Tambien realizamos la lectura de secuencia 3.

Secuencia 3

Línea 1:
TGNNNNNNTGNNNNNNNGNNANAACGAAGTGCAGACTCAAAAGTGCCATCTCCCTCCCGAC CATTGGAGGATCCCAAGCTCTATGTTGCCCTTATTGTCACCAGTGACATTTAATTCCAAACAGGAGTCCTTCGGGCCAGCAA







Resultado:
Proteína efectora CDC42 (Rho GTPasa vinculante) 3 o CDC42EP3
La CDC42 (secuencia 1) regula la formación de estructuras que contienen F-actina,mediante su interacción con diferentes proteínas efectoras. La CDC42EP3, una de estas proteínas efectoras, está implicada en la unión a la proteína CDC42, provocando cambios en la forma de una célula. Una célula detecta señales del ambiente externo mediante la creación de redes de moléculas de transmisión que indican a la célula cómo responder a dichas señales externas.

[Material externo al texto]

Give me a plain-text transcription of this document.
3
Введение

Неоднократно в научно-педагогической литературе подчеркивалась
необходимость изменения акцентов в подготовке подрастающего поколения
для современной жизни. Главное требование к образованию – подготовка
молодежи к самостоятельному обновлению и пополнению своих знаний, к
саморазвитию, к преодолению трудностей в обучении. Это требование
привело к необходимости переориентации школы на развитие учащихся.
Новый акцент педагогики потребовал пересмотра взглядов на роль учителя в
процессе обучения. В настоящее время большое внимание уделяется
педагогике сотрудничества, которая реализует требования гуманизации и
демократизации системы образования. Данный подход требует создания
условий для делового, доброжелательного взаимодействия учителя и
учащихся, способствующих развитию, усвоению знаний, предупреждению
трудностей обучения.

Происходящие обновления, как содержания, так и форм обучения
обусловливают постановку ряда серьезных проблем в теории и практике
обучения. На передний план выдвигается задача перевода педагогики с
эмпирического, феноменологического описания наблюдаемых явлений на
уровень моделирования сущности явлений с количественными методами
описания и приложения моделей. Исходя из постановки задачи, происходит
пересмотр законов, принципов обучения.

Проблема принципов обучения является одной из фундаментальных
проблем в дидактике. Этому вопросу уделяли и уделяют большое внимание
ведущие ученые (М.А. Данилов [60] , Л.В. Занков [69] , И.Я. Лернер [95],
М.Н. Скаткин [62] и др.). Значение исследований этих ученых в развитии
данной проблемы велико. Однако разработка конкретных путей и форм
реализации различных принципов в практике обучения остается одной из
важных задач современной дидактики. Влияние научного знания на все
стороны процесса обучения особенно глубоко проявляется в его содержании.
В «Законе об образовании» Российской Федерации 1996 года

Los defectos en estas moléculas de transmisión están implicados en muchas enfermedades, incluyendo cáncer.


Preguntas de debate

1. ¿Hay que hacer pruebas prenatales para las enfermedades que son actualmente incurables?

Sí, si se deberían hacer pruebas prenatales en el caso de que exista riesgo de que el bebé padezca una enfermedad incurable, ya que aunque actualmente dichas enfermedades no tengan cura, una atención temprana del bebé y un tratamiento adecuado y personalizado puede ayudarle a tener una mejora considerable en su calidad de vida.

2. ¿Hay que hacerles pruebas a nuestros hijos para enfermedades de aparición en la edad de adulto? 

No sería recomendable realizarlas en el embarazo ya que hay técnicas como la amniocentesis que si conllevan un alto riesgo al feto, pero si podríamos realizarle pruebas en la infancia o adolescencia si existe riesgo de padecer una enfermedad en la edad adulta.

3. ¿Qué papel debe desempeñar el gobierno en el establecimiento de directrices o leyes que regulen las pruebas genéticas humanas? 

Debe desempeñar un papel que impulse unas leyes que aprueben ciertas pruebas genéticas humanas con el fin de la prevención, tratamiento, diagnósitco, pronóstico.... de ciertas enfermedades, y de esta forma ofrecer una mejora en la salud de las personas afectadas.